Though there are several procedural matters to implement the agreement, officials, however, were confident of expeditiously completing all negotiations and start plying of vehicles by the end of this year.
“This connectivity between the four countries will be considered as a milestone in regional communication and development,” said Obaidul Quader, road transport and bridges minister.Talking to The daily Star yesterday, he said the four-nation initiative would bring immense benefit for the people as it would facilitate the transit of all types of vehicles between the contracting parties like in the European Union countries.
The four-nation MVA is taking place a week after Indian Prime Minister Narendra Modi's visit to Bangladesh when he along with PM Sheikh Hasina will inaugurate third (Dhaka-Shillong-Guwahati) direct bus services between India and Bangladesh.
Dhaka and New Delhi have also planned to open four more routes for such bus services between Bangladesh and India.
This sub-regional move is an initiative parallel to the proposed Saarc Motor Vehicles Agreement, and will be open also to other neighbouring countries, should they desire.
Diplomatic sources said after the MVA, the BBIN would go for setting up electricity grid between the four countries and initiate power trading.
The MVA will allow vehicles to travel along designated key routes in the four countries without the need for trans-shipment of goods and passengers at the border crossings.
Asked about the formalities following the signing of the deal, diplomatic sources said the arrangements for implementing the agreement would be spelt out through protocols in which the four countries would negotiate separately under the framework of this agreement.
After the signing of the deal, the four countries will set up individual national committees and a sub-regional joint committee for overall facilitation of land transport and to coordinate and monitor the agreement's implementation.

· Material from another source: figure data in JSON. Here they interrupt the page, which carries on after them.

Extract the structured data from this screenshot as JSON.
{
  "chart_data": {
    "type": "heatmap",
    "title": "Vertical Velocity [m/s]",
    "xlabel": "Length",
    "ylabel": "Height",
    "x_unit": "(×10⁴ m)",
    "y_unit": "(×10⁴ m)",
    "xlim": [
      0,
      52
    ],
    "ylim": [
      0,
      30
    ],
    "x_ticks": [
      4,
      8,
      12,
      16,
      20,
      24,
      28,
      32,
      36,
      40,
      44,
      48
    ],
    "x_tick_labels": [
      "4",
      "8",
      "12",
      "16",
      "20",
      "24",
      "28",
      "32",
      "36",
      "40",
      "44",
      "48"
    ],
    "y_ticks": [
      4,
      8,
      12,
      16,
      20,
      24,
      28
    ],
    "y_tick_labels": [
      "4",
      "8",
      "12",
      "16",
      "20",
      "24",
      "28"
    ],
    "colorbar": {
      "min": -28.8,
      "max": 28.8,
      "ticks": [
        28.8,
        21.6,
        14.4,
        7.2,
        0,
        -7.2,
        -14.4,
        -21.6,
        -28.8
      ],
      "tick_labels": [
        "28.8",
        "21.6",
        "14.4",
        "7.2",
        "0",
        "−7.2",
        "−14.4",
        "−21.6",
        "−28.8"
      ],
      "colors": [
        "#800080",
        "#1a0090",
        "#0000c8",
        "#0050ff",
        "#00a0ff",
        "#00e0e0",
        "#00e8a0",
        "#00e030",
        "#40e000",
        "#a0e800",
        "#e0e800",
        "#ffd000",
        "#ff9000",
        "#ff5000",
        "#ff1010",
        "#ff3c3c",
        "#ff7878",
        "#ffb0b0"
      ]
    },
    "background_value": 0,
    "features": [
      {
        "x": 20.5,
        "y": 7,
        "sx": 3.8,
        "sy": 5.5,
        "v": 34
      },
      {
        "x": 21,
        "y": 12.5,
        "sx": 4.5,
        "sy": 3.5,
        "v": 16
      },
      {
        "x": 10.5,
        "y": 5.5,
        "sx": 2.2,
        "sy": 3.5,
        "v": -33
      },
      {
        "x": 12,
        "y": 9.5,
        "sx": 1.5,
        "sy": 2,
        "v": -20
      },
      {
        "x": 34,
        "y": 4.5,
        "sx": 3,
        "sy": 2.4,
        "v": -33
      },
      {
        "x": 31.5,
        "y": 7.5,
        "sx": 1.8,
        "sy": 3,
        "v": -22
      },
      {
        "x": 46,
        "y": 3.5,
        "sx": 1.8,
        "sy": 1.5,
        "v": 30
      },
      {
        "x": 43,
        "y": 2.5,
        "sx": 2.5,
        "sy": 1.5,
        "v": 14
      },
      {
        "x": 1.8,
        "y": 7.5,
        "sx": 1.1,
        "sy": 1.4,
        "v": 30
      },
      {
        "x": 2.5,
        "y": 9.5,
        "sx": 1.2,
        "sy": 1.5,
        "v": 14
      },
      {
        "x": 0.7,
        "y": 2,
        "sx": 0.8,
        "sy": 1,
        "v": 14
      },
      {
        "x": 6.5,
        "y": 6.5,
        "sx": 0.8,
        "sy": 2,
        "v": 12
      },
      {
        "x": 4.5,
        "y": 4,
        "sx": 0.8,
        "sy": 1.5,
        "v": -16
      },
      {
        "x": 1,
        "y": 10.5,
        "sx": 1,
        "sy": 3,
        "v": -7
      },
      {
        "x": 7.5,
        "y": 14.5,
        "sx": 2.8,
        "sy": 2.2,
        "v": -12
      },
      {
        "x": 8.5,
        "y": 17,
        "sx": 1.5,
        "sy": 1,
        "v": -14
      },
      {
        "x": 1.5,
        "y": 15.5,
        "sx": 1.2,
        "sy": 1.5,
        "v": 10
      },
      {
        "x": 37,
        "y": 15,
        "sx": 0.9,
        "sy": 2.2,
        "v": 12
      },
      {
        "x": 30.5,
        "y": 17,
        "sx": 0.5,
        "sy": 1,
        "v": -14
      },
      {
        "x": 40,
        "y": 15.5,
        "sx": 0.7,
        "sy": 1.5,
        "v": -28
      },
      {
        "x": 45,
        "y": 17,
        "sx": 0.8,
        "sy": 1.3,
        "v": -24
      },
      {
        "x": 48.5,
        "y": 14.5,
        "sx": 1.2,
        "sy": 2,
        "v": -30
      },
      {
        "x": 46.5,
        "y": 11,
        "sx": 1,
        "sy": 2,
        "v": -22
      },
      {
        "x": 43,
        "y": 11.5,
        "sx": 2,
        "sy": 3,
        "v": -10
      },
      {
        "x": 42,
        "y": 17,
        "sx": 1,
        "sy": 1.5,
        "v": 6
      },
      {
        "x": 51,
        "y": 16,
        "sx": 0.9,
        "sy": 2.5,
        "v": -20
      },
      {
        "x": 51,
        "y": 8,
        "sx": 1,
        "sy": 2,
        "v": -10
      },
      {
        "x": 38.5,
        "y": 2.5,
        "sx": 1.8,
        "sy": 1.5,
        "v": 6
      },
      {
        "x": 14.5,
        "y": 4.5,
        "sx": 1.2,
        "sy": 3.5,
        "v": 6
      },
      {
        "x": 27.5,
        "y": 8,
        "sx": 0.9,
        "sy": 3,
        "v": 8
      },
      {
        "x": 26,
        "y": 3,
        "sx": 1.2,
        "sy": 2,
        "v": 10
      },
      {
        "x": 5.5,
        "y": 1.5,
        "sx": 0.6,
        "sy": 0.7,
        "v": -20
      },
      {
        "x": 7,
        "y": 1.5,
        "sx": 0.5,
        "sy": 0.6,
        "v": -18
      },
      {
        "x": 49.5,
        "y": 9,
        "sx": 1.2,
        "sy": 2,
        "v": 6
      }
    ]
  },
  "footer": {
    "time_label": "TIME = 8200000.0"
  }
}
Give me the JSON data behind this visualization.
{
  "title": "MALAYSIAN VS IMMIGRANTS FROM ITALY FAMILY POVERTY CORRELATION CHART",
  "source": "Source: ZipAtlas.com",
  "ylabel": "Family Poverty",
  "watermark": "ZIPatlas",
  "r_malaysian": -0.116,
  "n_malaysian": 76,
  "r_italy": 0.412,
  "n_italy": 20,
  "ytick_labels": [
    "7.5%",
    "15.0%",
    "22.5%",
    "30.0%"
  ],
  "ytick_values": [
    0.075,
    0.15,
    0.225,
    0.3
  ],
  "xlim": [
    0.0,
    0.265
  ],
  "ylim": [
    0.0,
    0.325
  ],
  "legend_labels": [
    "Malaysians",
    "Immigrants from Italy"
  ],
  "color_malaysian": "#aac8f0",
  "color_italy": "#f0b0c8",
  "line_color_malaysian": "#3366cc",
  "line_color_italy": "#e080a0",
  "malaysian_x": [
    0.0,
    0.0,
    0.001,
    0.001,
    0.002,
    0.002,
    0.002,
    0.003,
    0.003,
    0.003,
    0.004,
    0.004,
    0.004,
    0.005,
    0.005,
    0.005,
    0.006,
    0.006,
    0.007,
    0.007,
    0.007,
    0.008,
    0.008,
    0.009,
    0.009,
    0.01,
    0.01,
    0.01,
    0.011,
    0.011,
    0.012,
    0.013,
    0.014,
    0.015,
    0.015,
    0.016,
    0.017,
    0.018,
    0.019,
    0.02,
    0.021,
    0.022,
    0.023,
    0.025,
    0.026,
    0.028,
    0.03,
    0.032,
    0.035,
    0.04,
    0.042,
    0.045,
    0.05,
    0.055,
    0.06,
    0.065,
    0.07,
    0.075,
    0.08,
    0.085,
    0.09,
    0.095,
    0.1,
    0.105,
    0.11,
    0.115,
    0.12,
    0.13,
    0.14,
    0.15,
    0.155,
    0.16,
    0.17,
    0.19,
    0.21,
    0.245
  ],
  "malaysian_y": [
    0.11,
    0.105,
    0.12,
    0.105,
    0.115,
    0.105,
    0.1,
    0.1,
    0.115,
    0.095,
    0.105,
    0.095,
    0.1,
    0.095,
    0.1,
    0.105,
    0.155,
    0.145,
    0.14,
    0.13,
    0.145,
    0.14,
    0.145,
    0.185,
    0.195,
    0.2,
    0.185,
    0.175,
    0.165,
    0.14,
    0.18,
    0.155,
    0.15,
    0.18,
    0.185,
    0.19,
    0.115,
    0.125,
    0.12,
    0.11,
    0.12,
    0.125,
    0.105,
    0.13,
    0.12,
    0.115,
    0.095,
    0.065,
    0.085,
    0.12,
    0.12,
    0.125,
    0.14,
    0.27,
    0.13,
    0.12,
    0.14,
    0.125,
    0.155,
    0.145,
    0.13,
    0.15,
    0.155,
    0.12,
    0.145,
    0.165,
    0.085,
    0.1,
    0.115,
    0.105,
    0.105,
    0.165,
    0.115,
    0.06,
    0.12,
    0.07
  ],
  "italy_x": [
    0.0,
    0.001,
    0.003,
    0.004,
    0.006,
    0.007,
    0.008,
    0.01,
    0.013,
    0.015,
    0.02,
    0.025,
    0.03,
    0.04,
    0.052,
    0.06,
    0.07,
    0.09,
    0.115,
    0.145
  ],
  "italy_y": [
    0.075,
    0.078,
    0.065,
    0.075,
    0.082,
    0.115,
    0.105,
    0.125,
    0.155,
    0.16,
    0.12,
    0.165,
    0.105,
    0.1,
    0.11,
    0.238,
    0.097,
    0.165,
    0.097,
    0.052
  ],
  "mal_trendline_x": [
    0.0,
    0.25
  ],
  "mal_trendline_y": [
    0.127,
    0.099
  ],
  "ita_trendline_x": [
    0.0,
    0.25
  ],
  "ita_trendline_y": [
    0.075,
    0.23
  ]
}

In the MVA, officials said it was proposed how private cars, commercially-run buses, ambulances and commercial cargoes could move across the region.
The draft text also stipulated that drivers must have special driving licences, cars must have certain fitness level and there must be a regional insurance coverage for any accident.
Respective taxation offices of these countries would deal with only transit fees and charges as well as other customs.
Upon implementation, the agreement would help transform transport corridors linking the four countries into economic corridors and enhance people to people contact.
The political leadership of the four countries recognised the urgent need to ease the movement of passenger and goods across their borders to stimulate trade and commerce.